Brian Haywood, Rants Editor

The act of becoming a musician is something that is often romanticized in our mainstream culture; just look at the countless TV shows depicting teenagers doing just that. But there are two young, enterprising musicians from Keller High School who are making music anyway, and they do not care if anyone wants to put them on Disney Channel. They actually do not want that at all. Their names are Randy Jones and Austin Longbine, but you probably know them from Bandcamp as The Grand Optimist and Left Aligned.

These two seniors both have EPs out under their respective monikers, with which they have written, performed, and produced all on their own, without any outside creative control, and in a surprisingly short span of time.  However, while they have similar stories, their sounds vary quite differently from each other, which stem from their influences.

“I’ll listen to a certain genre of music for a while, and then when I start to write music during that time, my music reflects it,” Austin said on where he finds inspiration.

Much of his style, which is very technical and rhythmically diverse, derives from rock giants such as Radiohead and Pink Floyd. Randy, on the other hand, believes his low-key style is reminiscent of some of the more ambient folk from The Antlers and Bon Iver.

Being as self-initiated and maintained as they choose to be frees them of oppressive control from a record label, and the differences that surface from working in a band. It is not without its challenges, however, as they are almost always alone, and recording on home studio equipment that they bought with their own salaries.

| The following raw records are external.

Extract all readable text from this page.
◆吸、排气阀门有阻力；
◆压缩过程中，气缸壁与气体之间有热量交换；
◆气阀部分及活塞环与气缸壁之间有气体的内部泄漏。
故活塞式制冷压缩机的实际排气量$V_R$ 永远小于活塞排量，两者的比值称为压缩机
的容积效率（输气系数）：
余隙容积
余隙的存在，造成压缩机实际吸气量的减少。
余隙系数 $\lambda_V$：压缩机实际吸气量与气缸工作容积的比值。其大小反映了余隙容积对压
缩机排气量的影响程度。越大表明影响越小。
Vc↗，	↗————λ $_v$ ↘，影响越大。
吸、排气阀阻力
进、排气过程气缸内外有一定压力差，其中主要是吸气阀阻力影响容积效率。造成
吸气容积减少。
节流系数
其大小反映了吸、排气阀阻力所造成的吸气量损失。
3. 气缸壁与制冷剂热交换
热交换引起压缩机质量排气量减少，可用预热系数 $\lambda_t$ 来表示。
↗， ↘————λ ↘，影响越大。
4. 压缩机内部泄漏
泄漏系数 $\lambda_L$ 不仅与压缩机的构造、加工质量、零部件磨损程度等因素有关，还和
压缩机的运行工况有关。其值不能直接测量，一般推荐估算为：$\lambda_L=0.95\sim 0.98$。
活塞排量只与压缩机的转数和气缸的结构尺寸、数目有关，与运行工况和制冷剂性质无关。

“You’re not going to make good music if you’re not hard on yourself, so I’m definitely harder on myself than anybody’s ever going to be,” Randy said.

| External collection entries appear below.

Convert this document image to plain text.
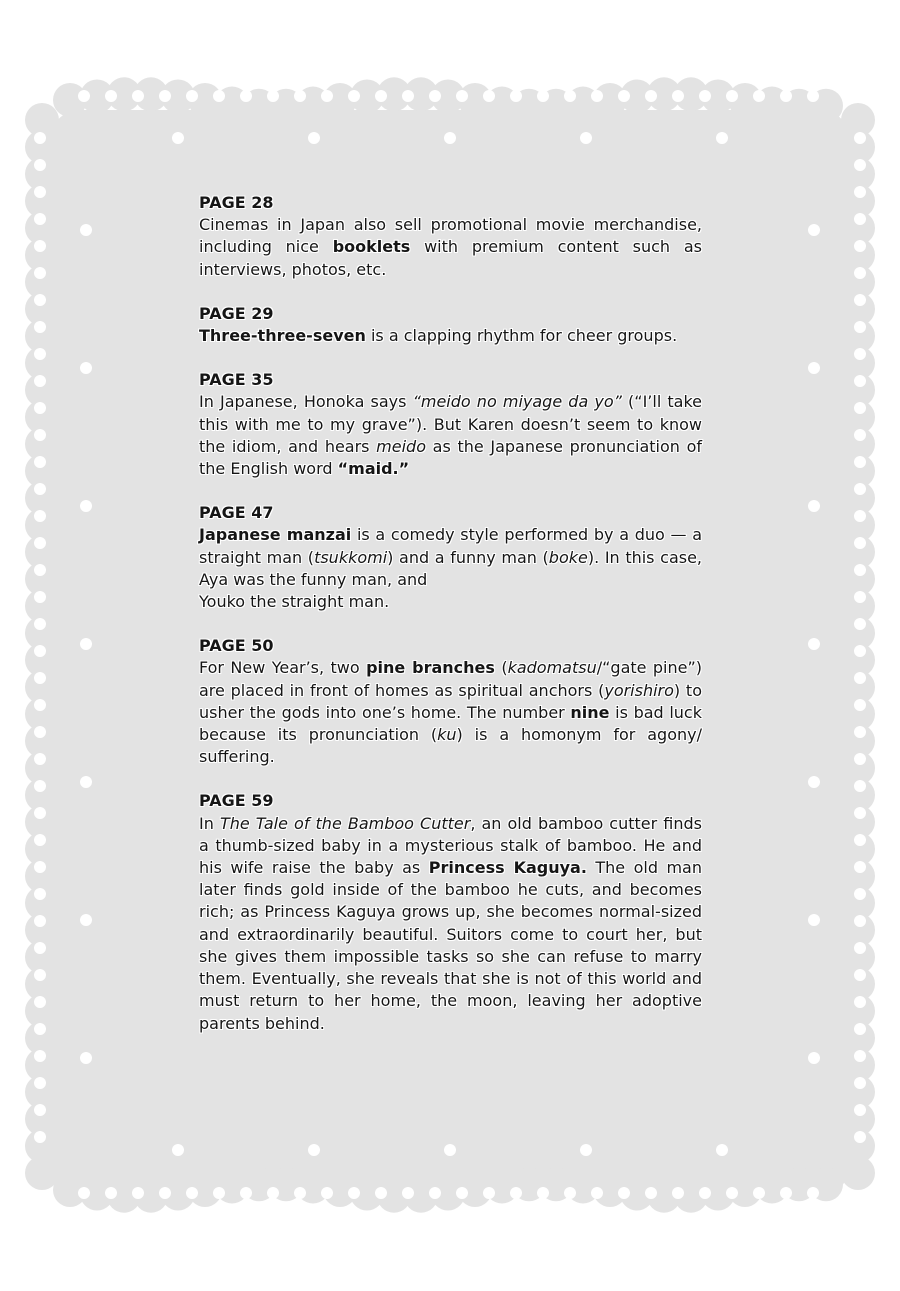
PAGE 28

Cinemas in Japan also sell promotional movie merchandise, including nice booklets with premium content such as interviews, photos, etc.

PAGE 29

Three-three-seven is a clapping rhythm for cheer groups.

PAGE 35

In Japanese, Honoka says “meido no miyage da yo” (“I’ll take this with me to my grave”). But Karen doesn’t seem to know the idiom, and hears meido as the Japanese pronunciation of the English word “maid.”

PAGE 47

Japanese manzai is a comedy style performed by a duo — a straight man (tsukkomi) and a funny man (boke). In this case, Aya was the funny man, and
Youko the straight man.

PAGE 50

For New Year’s, two pine branches (kadomatsu/“gate pine”) are placed in front of homes as spiritual anchors (yorishiro) to usher the gods into one’s home. The number nine is bad luck because its pronunciation (ku) is a homonym for agony/ suffering.

PAGE 59

In The Tale of the Bamboo Cutter, an old bamboo cutter finds a thumb-sized baby in a mysterious stalk of bamboo. He and his wife raise the baby as Princess Kaguya. The old man later finds gold inside of the bamboo he cuts, and becomes rich; as Princess Kaguya grows up, she becomes normal-sized and extraordinarily beautiful. Suitors come to court her, but she gives them impossible tasks so she can refuse to marry them. Eventually, she reveals that she is not of this world and must return to her home, the moon, leaving her adoptive parents behind.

Hours are poured into tracking just one instrument on a particular song before even the bare components are finished. Across the span of a week, only seemingly minor differences might be made to the music, mostly regarding balance and structure. There are no shortcuts in music, after all, and mastering and mixing tend to be the most time-intensive periods of the creative process.

Once they release their albums to the internet via Bandcamp, however, the process is far from over, and their work is open for review from bloggers and critics. There is no guarantee as to how it will be received, which can be frustrating.

“Especially,” said Austin, “when you compose an album in a certain way that people are supposed to listen to it, and it isn’t listened to that way.”

As with most creative endeavors, much of the payoff comes regardless of what the general public thinks of it, but, nevertheless, seeing how friends react to and enjoy the music is one of the most satisfying aspects of songwriting. As for the future, both agree that independent creating is what they want to do later on as well.

“I’ll take it as far as it takes me,” Randy said. “I think the plan is to do something that progresses it every day.”

As far as live shows go, playing shops and coffee houses is not out of the question, but recording and releasing the way they have been is more forgiving and rewarding.

“When you’re small, a lot of the songs don’t translate super well in that sort of setting- it’s not as intimate as it could be,” Randy said.

As for Austin, his ambitions for playing shows are hindered by his lack of resources. Recording with a full band sound: vocal harmonies, drums, multiple guitars, and bass, all done by him- has let his music become its own entity, but to play live, more measures are required.

“Instead of teaching people to play my music,” Austin said with a laugh, “I’ll invest in a looper instead.”

Fame, glory and widespread name recognition obviously take a back seat to the creative integrity of their projects and being true to their ideas, but nevertheless the music continues to progress. Along with Left Aligned’s “The Lives We Live” and The Grand Optimist’s “Quiet Your Mind,” both individuals are already working on new solo EPs, due in the coming months. Even having one album of your own creation is more than most people can say, but whatever other people have to say has not bothered them before. With the growing interest in making music among young people and the perpetuation by movies and reality TV shows, entrepreneurs have capitalized on the trend; now they charge kids and adults alike to use their high-tech equipment, receive extensive consultation, and have the end result handled by someone with no knowledge of the individual’s original intentions. While this is all fine, and the cost of home studio equipment probably rivals whatever it takes to go to a professional company, it robs them of the creative adventure of meticulously refining and perfecting something that is completely theirs. If one thing is for certain, it is that Left Aligned and The Grand Optimist own their music, and always will.